On the Cato at Liberty blog, Tod DeHaven frames the central question of U.S. economic policy in a way that actually encourages clear thinking, not been-there done-that political wars:
That the Keynesian-inspired deficit spending binge did create jobs isn’t in question. The real question is whether it created any net jobs after all the negative effects of the spending and debt are taken into account. How many private-sector jobs were lost or not created in the first place because of the resources diverted to the government for its job creation? How many jobs are being lost or not created because of increased uncertainty in the business community over future tax increases and other detrimental government policies?
DeHaven may reach a conclusion you disagree with, but he offers historical facts, scholarly opinion and a straightforward analytic style.
In the current media, however, attempts to write seriously about economic policy often give way to cheerleading for one side or the other, or pretending that everyone knows what to do but won’t do it because of politics.
Take it away, Paul Krugman. Economics is perhaps the most complex of social sciences, yet somehow the most famous American economist is a guy who sounds like Ross Perot: It’s that simple. Do X, and Y happens.
It’s not that simple. Krugman on economic policy is like Ann Coulter on foreign policy and U.S. militarism. The difference between them is that I really think it’s about 50 percent an act with Coulter. Krugman, however, seems to have talked himself into his absolute certitude that he can see the future and that he knows exactly what it holds.
If that’s so, here’s where he should spend his time.
I’ve followed Intrade a long time. I can’t believe no one in the mainstream media followed up on the fact that there seemed to be some insider trading involving NYPD, the NY DA’s office or maybe even The New York Times in the Dominique Strauss Kahn case.

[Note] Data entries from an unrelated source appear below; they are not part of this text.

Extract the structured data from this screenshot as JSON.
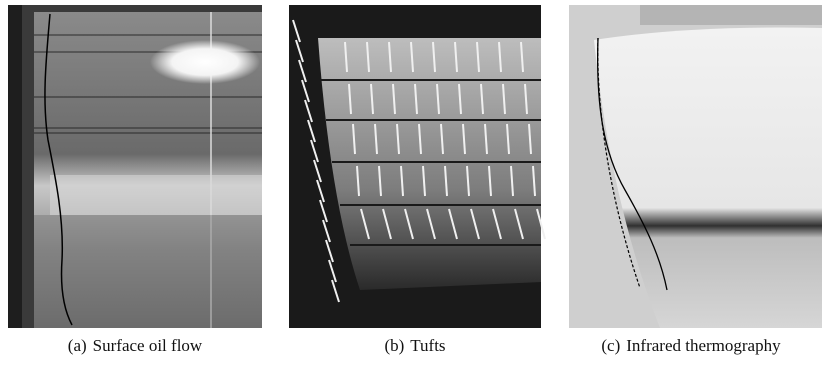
{
  "figure": {
    "panels": [
      {
        "label": "(a)",
        "caption": "Surface oil flow"
      },
      {
        "label": "(b)",
        "caption": "Tufts"
      },
      {
        "label": "(c)",
        "caption": "Infrared thermography"
      }
    ]
  }
}
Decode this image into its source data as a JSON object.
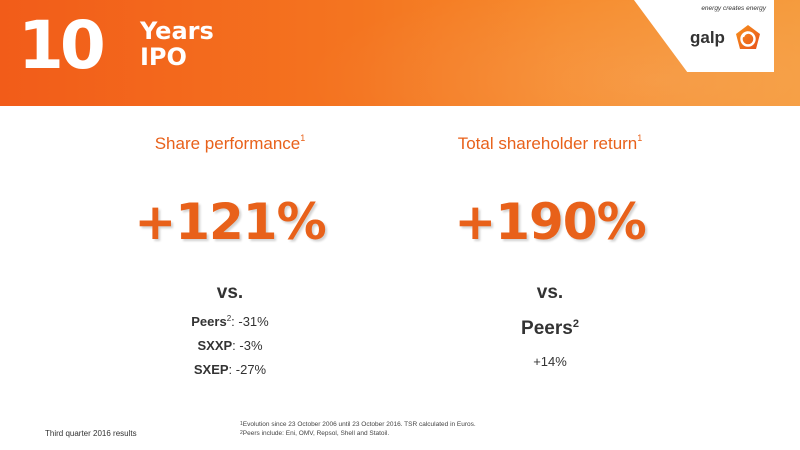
{
  "header": {
    "big_number": "10",
    "line1": "Years",
    "line2": "IPO",
    "tagline": "energy creates energy",
    "logo_word": "galp",
    "colors": {
      "banner": "#f47520",
      "accent": "#e8611a"
    }
  },
  "left": {
    "heading": "Share performance",
    "heading_sup": "1",
    "value": "+121%",
    "vs": "vs.",
    "comparisons": [
      {
        "label": "Peers",
        "sup": "2",
        "value": ": -31%"
      },
      {
        "label": "SXXP",
        "sup": "",
        "value": ": -3%"
      },
      {
        "label": "SXEP",
        "sup": "",
        "value": ": -27%"
      }
    ]
  },
  "right": {
    "heading": "Total shareholder return",
    "heading_sup": "1",
    "value": "+190%",
    "vs": "vs.",
    "peers_label": "Peers",
    "peers_sup": "2",
    "peers_value": "+14%"
  },
  "footnotes": [
    {
      "sup": "1",
      "text": "Evolution since 23 October 2006 until 23 October 2016. TSR calculated in Euros."
    },
    {
      "sup": "2",
      "text": "Peers include: Eni, OMV, Repsol, Shell and Statoil."
    }
  ],
  "footer": {
    "label": "Third quarter 2016 results"
  }
}
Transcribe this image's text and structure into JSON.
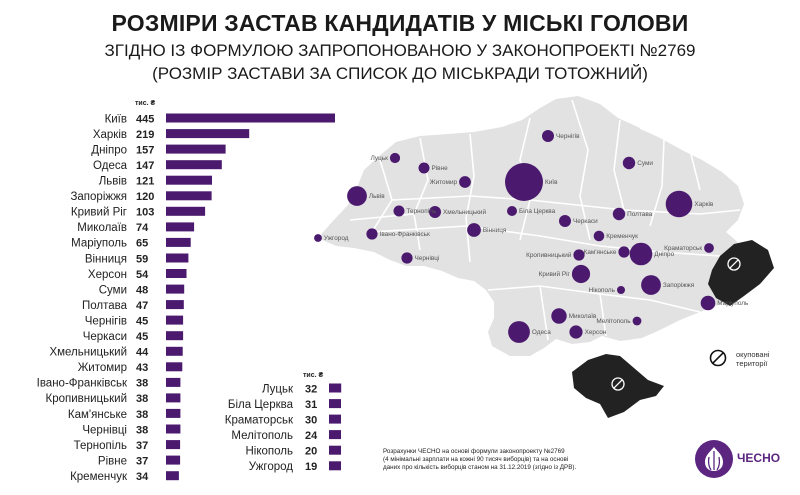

Intrade bettors by more than a 2 to 1 expected Kahn to be convicted of at least one felony in the aftermath of his who-knows-what with a Manhattan hotel maid. But hours before it was announced that charges would be dropped, the odds appear to have sharply plunged, based on the graph that used to be on the Intrade site.
Insider trading on criminal investigations! Sounds pretty odd, huh?
The Intrade intrigue gets even juicier. A few years back, the odds on whether Israel would attack Iran’s nuclear facilities suddenly dropped — a month before a sweeping, contrarian U.S. report was made public that showed intelligence agencies now believed Iran’s nuclear progress wasn’t nearly what had previously been thought.
Insider trading on wars! Amazing but true. Apparently.